What are the symptoms and signs of primary pleural tumour?

A

Early symptoms are loss of pleural effusion, with duller pain. Or of that of a large pleural effusion.

103
Q

What impairment to respiration can scoliosis and kyphosis produce?

A

Functional to thoracic cage.

104
Q

What acquired abnormalities can impair the thoracic cage?

A

Trauma producing broken ribs, possible pneumothorax.
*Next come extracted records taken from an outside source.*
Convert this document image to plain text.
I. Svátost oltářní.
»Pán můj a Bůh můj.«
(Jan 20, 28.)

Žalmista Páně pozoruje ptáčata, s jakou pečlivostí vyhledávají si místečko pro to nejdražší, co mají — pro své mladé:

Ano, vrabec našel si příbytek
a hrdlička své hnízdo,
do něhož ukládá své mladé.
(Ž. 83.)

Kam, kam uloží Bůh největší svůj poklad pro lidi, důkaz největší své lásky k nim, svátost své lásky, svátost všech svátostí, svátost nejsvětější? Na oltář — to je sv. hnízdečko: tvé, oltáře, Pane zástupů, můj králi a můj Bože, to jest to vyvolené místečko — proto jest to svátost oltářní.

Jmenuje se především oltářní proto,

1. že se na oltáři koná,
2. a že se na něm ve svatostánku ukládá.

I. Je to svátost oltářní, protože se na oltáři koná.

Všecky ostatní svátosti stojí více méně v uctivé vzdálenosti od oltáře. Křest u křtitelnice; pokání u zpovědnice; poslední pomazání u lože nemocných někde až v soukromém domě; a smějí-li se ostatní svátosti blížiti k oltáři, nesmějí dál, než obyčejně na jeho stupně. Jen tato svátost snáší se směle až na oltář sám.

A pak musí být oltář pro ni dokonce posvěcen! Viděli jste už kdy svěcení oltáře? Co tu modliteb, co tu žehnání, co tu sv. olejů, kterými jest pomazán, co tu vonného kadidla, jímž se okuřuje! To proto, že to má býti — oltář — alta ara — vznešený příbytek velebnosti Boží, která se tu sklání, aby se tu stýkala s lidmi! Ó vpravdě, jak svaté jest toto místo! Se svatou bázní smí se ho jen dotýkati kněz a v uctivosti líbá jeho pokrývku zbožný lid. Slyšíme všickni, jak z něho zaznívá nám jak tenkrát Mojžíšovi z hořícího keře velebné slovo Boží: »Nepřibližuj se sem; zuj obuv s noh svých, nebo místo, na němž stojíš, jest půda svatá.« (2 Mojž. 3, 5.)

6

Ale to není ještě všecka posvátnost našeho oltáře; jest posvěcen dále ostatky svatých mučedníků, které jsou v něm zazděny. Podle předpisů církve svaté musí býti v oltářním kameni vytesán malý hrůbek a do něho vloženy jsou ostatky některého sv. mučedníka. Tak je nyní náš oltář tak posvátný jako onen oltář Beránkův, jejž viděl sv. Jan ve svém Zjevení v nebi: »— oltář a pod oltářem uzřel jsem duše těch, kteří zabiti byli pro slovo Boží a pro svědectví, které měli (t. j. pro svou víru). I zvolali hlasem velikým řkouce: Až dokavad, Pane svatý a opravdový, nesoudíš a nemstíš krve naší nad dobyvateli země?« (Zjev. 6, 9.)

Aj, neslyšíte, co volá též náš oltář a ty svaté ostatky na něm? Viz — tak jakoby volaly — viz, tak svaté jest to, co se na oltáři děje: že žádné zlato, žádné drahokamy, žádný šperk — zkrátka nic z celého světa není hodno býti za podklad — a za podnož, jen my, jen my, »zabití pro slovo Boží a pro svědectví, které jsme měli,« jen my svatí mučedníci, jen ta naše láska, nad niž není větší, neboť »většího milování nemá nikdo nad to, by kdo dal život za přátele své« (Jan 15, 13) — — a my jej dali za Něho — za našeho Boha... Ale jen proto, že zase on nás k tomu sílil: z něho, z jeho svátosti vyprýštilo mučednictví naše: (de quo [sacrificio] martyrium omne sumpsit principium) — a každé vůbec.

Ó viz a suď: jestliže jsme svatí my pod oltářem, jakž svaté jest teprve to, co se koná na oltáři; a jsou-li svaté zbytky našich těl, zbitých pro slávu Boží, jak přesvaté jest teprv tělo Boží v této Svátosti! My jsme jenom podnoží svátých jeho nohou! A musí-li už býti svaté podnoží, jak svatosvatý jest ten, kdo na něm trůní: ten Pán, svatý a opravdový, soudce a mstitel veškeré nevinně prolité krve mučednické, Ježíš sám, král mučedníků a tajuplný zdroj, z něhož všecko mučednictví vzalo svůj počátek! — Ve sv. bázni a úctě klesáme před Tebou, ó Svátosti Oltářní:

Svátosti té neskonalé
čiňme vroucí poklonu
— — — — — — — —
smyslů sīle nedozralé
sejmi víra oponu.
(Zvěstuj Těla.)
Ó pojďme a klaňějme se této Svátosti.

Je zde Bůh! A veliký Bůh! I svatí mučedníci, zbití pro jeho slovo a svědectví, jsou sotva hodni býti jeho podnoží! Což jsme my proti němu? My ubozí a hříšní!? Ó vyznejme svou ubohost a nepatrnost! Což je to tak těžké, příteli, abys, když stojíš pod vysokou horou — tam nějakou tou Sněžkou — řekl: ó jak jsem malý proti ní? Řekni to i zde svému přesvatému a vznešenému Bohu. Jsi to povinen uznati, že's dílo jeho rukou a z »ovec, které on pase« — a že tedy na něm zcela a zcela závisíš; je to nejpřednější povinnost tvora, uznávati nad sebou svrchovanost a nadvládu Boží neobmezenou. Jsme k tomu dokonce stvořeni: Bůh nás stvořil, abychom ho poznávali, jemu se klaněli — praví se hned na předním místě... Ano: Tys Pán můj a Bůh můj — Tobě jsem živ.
Surgery from TB to collapse lungs.

105
Q

How can muscle and neurological disease affect respiration?

A

Muscles involved in breathing might be affected by generalised muscular disease like muscular dystrophy, or by neurological disease like motor neurone disease or polio.

106
Q

How can muscle weakness lead to respiratory tract infections?

A

Respiratory failure and poor clearance of secretions so infection.